İstanbul’dan çok uzakta ise onun filmlerini izleyen bir adam vardı. Mehmet ve Emine Akbaş’ın oğlu Müslüm Akbaş… İlkokuldan sonra eğitimine devam edemeyen Müslüm Adana’da bir aile çay bahçesinde düzenlenen yarışmada birinci oldu. Şarkı söylemeyi çok sevse de para kazanmak için terzilik ve ayakkabı tamirciliği yapıyordu.
Arada bir sinemaya giden Müslüm Akbaş’ın en sevdiği isim ise Muhterem Nur’du. Ama Müslüm kim koskoca Muhterem Nur kimdi? Değil bir araya gelmek, karşılaşmaları bile mümkün değildi.
Sanki hayat yeterince zor değilmiş gibi Müslüm Akbaş’ın başına gelebilecek en kötü şey geldi; Babası annesi ve kardeşini öldürdü. Artık Müslüm için başka bir hayat başlayacaktı ve asla babası gibi biri olmayacaktı. Bunun sözünü kendine vermişti.
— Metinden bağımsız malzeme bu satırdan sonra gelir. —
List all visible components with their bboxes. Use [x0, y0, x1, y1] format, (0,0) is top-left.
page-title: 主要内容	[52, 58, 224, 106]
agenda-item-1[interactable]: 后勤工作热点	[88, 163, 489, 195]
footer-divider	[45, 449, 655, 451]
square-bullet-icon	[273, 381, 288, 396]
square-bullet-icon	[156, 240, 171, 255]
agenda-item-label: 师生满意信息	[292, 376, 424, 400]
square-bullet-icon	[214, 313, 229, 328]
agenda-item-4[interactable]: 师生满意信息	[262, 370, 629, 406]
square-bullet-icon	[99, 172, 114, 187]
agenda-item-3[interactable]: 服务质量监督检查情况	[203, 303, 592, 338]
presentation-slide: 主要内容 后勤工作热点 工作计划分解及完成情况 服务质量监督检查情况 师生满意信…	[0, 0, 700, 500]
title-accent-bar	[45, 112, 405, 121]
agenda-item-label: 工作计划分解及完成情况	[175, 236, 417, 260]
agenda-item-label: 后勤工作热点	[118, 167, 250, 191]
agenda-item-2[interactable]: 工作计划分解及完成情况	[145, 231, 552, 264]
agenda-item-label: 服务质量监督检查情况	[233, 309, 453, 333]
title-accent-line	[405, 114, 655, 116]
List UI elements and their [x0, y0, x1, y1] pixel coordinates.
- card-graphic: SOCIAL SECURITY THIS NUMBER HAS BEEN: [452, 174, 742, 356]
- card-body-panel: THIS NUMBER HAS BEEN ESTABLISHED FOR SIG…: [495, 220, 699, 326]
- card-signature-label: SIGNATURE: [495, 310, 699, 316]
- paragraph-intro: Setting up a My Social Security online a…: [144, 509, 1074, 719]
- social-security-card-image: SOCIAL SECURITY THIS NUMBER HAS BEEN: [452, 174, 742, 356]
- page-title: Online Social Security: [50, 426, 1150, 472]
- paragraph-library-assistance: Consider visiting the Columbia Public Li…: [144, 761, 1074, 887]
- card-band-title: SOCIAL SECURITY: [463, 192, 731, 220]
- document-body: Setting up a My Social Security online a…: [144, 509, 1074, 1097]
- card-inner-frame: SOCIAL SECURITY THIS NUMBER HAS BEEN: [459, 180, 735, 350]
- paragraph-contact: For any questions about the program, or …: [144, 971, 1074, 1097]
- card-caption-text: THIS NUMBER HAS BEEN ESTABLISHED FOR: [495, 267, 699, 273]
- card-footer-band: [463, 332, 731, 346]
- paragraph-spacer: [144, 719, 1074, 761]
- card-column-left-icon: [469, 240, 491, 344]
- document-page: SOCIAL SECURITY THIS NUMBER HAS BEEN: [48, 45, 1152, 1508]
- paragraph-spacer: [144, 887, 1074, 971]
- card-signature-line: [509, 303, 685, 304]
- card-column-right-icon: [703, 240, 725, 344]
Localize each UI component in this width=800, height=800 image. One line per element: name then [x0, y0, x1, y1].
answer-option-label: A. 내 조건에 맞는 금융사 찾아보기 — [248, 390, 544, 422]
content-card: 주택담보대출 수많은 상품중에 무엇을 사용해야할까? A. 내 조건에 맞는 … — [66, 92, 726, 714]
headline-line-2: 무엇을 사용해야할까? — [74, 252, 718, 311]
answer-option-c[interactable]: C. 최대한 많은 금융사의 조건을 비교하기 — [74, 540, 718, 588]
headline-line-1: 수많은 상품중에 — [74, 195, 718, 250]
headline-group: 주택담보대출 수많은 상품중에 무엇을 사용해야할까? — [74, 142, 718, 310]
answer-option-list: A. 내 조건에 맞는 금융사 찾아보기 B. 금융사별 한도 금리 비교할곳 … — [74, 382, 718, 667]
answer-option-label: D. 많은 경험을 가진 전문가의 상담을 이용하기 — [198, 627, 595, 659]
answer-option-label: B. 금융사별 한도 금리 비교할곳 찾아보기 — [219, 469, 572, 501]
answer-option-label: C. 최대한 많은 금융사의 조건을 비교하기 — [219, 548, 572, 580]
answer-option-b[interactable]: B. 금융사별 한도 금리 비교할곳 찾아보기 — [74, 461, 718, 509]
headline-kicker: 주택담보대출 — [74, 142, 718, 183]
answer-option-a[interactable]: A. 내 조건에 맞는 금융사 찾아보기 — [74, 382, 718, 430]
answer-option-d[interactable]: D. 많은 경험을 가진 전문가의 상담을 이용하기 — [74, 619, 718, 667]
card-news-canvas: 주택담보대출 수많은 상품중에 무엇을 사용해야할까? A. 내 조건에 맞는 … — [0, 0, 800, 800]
Onun için soyadının Gürses olduğu yıllar başlamıştı. Ünü gittikçe artıyordu. Fakat çok alkol alıyor çoğu zaman ne yaptığını hatırlamıyordu. Böyle anlardan birinde platonik aşkı Muhterem Nur’la tanıştı. Fakat sarhoştu ve aralarında yaşanan münakaşa sonucu Muhterem Nur’a tokat attı. Ne yazık ki bu son tokat da olmayacaktı. Ama Muhterem Nur ondan vazgeçmedi. “O bana yeniden hayat verdi ben de onu bırakmayacağım” dedi. İkili Müslüm Gürses’in ölümüne dek hiç ayrılmadı.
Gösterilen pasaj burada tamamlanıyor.